One thing you are guaranteed not to get on madmusings is a literary review. Oh yes, we read books. Heck, we even review books. History, biography, all manner of non-fiction. We do read fiction, but, let's be blunt here, we are not of a literary turn-of-mind.
Oh yes, we have a few Penguin Classics, read, on our shelves, some classics of the twentieth century, too. We believe Wuthering Heights and Cry, The Beloved Country to be the greatest books ever written. But, let's be blunt, we read those in the early 1980s. Our tastes haven't moved on and matured since. We have been known to read Mary Wesley and Joanna Trollope, and not just on beaches.
However, until yesterday we had never read any Jilly Cooper. Yesterday, we had some time to spare on the South Bank before a concert at the Purcell Room, so we drifted into Books Etc, and, having looked through the intellectual books, we bought 'Score' by Jilly Cooper.

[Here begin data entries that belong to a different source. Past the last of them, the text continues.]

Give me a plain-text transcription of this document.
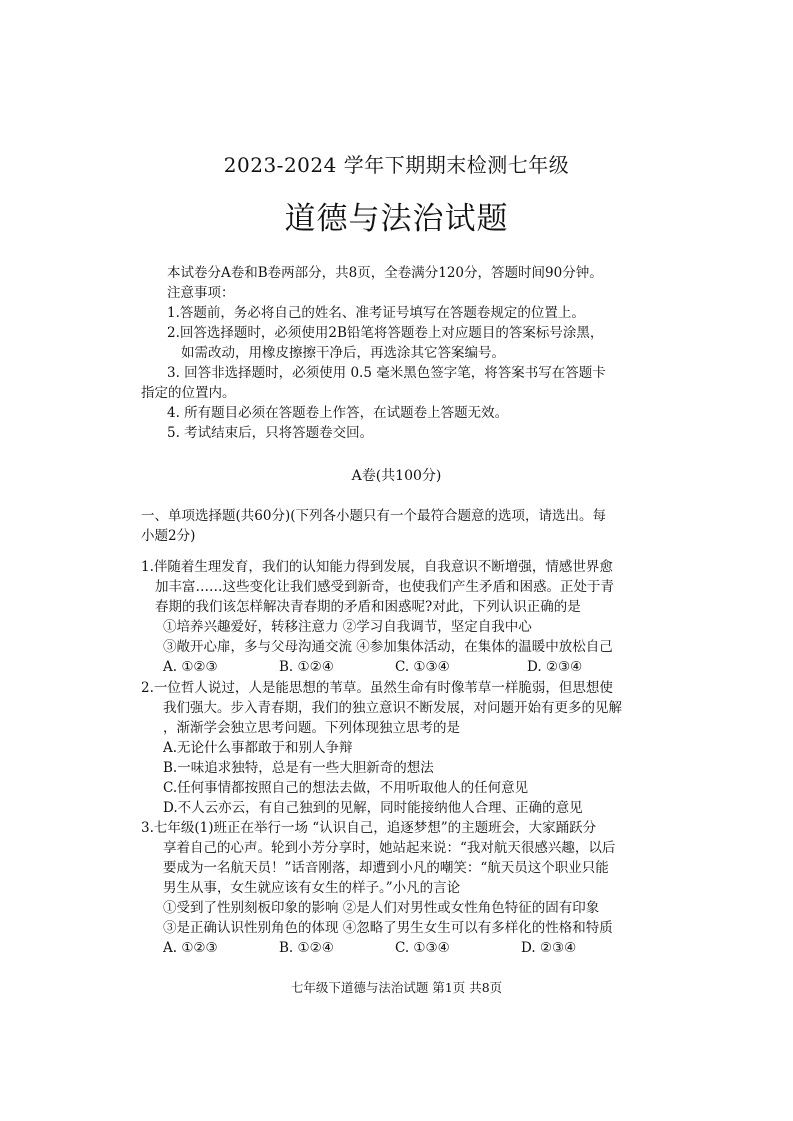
2023-2024 学年下期期末检测七年级
道德与法治试题
本试卷分A卷和B卷两部分，共8页，全卷满分120分，答题时间90分钟。
注意事项：
1.答题前，务必将自己的姓名、准考证号填写在答题卷规定的位置上。
2.回答选择题时，必须使用2B铅笔将答题卷上对应题目的答案标号涂黑，
如需改动，用橡皮擦擦干净后，再选涂其它答案编号。
3. 回答非选择题时，必须使用 0.5 毫米黑色签字笔，将答案书写在答题卡
指定的位置内。
4. 所有题目必须在答题卷上作答，在试题卷上答题无效。
5. 考试结束后，只将答题卷交回。
A卷(共100分)
一、单项选择题(共60分)(下列各小题只有一个最符合题意的选项，请选出。每
小题2分)
1.伴随着生理发育，我们的认知能力得到发展，自我意识不断增强，情感世界愈
加丰富……这些变化让我们感受到新奇，也使我们产生矛盾和困惑。正处于青
春期的我们该怎样解决青春期的矛盾和困惑呢?对此，下列认识正确的是
①培养兴趣爱好，转移注意力 ②学习自我调节，坚定自我中心
③敞开心扉，多与父母沟通交流 ④参加集体活动，在集体的温暖中放松自己
A. ①②③	B. ①②④	C. ①③④	D. ②③④
2.一位哲人说过，人是能思想的苇草。虽然生命有时像苇草一样脆弱，但思想使
我们强大。步入青春期，我们的独立意识不断发展，对问题开始有更多的见解
，渐渐学会独立思考问题。下列体现独立思考的是
A.无论什么事都敢于和别人争辩
B.一味追求独特，总是有一些大胆新奇的想法
C.任何事情都按照自己的想法去做，不用听取他人的任何意见
D.不人云亦云，有自己独到的见解，同时能接纳他人合理、正确的意见
3.七年级(1)班正在举行一场 “认识自己，追逐梦想”的主题班会，大家踊跃分
享着自己的心声。轮到小芳分享时，她站起来说：“我对航天很感兴趣，以后
要成为一名航天员！”话音刚落，却遭到小凡的嘲笑：“航天员这个职业只能
男生从事，女生就应该有女生的样子。”小凡的言论
①受到了性别刻板印象的影响 ②是人们对男性或女性角色特征的固有印象
③是正确认识性别角色的体现 ④忽略了男生女生可以有多样化的性格和特质
A. ①②③	B. ①②④	C. ①③④	D. ②③④
七年级下道德与法治试题 第1页 共8页
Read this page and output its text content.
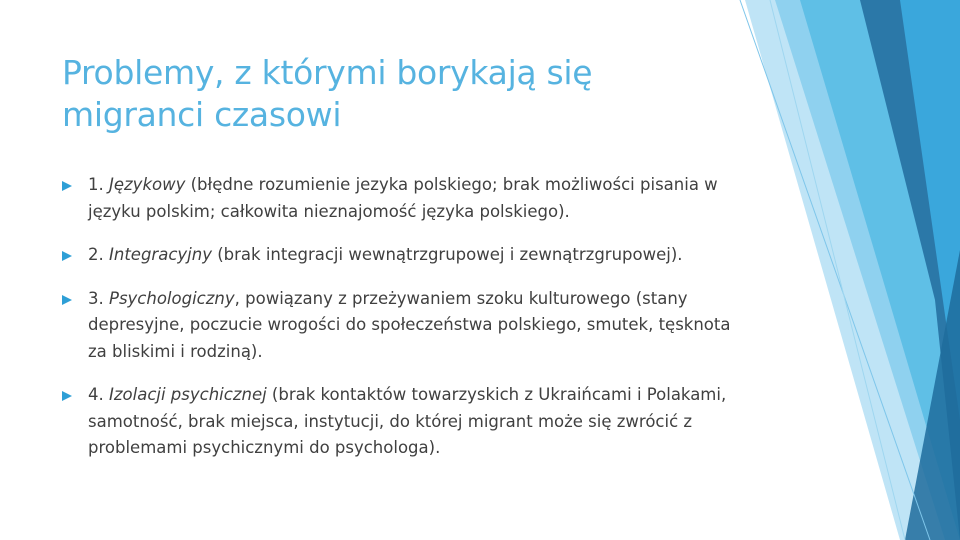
Problemy, z którymi borykają się migranci czasowi
1. Językowy (błędne rozumienie jezyka polskiego; brak możliwości pisania w języku polskim; całkowita nieznajomość języka polskiego).
2. Integracyjny (brak integracji wewnątrzgrupowej i zewnątrzgrupowej).
3. Psychologiczny, powiązany z przeżywaniem szoku kulturowego (stany depresyjne, poczucie wrogości do społeczeństwa polskiego, smutek, tęsknota za bliskimi i rodziną).
4. Izolacji psychicznej (brak kontaktów towarzyskich z Ukraińcami i Polakami, samotność, brak miejsca, instytucji, do której migrant może się zwrócić z problemami psychicznymi do psychologa).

I guess it was going to happen: three times this has come up in conversation recentl, including a blog comment from Somewhat, who refers to an evil-but-sexy conductor. So, I had to splurge.
Despite the embarrassment of reading a downmarket trashy novel in a public place with pretentions to intellectuality I simply could not put the book down, except for during the actual concert (Mozart and Handel, review soon-ish). I can certainly see the appeal of the writer - galloping plot, descriptive phrasing, two-and-a-half dimensional characters (always the best - they get far more troublesome if they move into three dimensions). Kind of gripping.

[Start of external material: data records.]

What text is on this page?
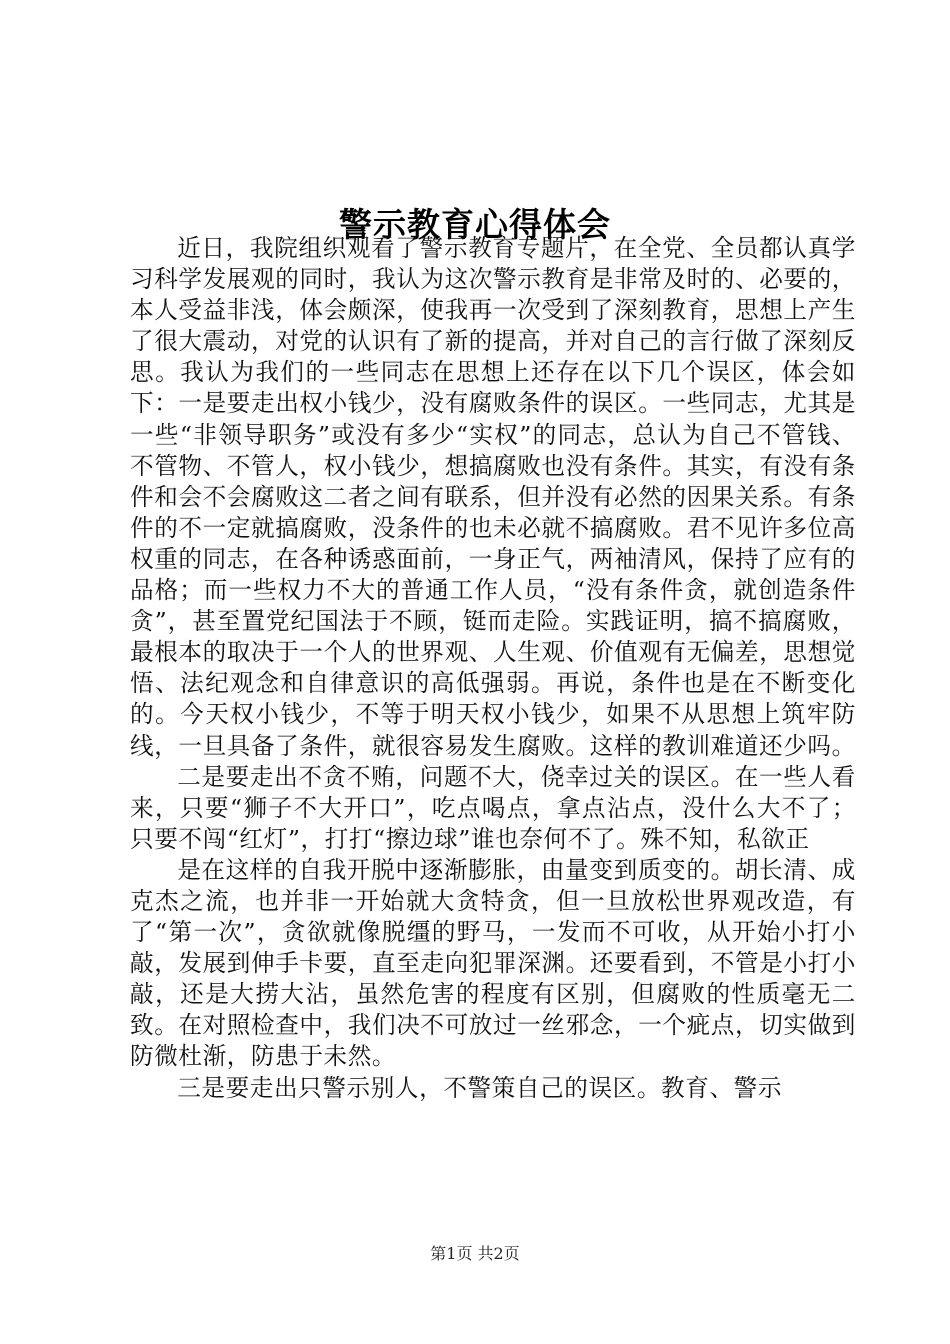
警示教育心得体会

近日，我院组织观看了警示教育专题片，在全党、全员都认真学习科学发展观的同时，我认为这次警示教育是非常及时的、必要的，本人受益非浅，体会颇深，使我再一次受到了深刻教育，思想上产生了很大震动，对党的认识有了新的提高，并对自己的言行做了深刻反思。我认为我们的一些同志在思想上还存在以下几个误区，体会如下：一是要走出权小钱少，没有腐败条件的误区。一些同志，尤其是一些“非领导职务”或没有多少“实权”的同志，总认为自己不管钱、不管物、不管人，权小钱少，想搞腐败也没有条件。其实，有没有条件和会不会腐败这二者之间有联系，但并没有必然的因果关系。有条件的不一定就搞腐败，没条件的也未必就不搞腐败。君不见许多位高权重的同志，在各种诱惑面前，一身正气，两袖清风，保持了应有的品格；而一些权力不大的普通工作人员，“没有条件贪，就创造条件贪”，甚至置党纪国法于不顾，铤而走险。实践证明，搞不搞腐败，最根本的取决于一个人的世界观、人生观、价值观有无偏差，思想觉悟、法纪观念和自律意识的高低强弱。再说，条件也是在不断变化的。今天权小钱少，不等于明天权小钱少，如果不从思想上筑牢防线，一旦具备了条件，就很容易发生腐败。这样的教训难道还少吗。

二是要走出不贪不贿，问题不大，侥幸过关的误区。在一些人看来，只要“狮子不大开口”，吃点喝点，拿点沾点，没什么大不了；只要不闯“红灯”，打打“擦边球”谁也奈何不了。殊不知，私欲正

是在这样的自我开脱中逐渐膨胀，由量变到质变的。胡长清、成克杰之流，也并非一开始就大贪特贪，但一旦放松世界观改造，有了“第一次”，贪欲就像脱缰的野马，一发而不可收，从开始小打小敲，发展到伸手卡要，直至走向犯罪深渊。还要看到，不管是小打小敲，还是大捞大沾，虽然危害的程度有区别，但腐败的性质毫无二致。在对照检查中，我们决不可放过一丝邪念，一个疵点，切实做到防微杜渐，防患于未然。

三是要走出只警示别人，不警策自己的误区。教育、警示

第1页 共2页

But some of the phraseology is extraordinary. I wonder if readers take these cliches and contrived metaphors at face value, or do they all snigger at the florid prose. When I have finished, I may go through it again and pull out some of the worst examples. At the moment, the one that is sticking in mind is "He was the James Galway of oral sex"
This so doesn't work on so many levels. I mean, if any man (or woman) tried to blow me like a flute, I would find it bizarre, and almost certainly not a turn on. Flautists do odd things with their lips. And James Galway...I mean, I'm sure he's a nice bloke, and what a legend, but, ooh no, stop it make this thought disappear.
I know I am just a humble accountant, and my adding and counting maybe suspect, but I'm trying to work out how the evil-but-sexy one can manage to be so priapic. And I'm guessing wildly, but conducting Don Carlos is probably quite physically exacting.
Without providing a spoiler, we have reached the bit where the Old Bill have made an entrance (phnarr phnarr). No doubt, by the end, we shall know who dunnit.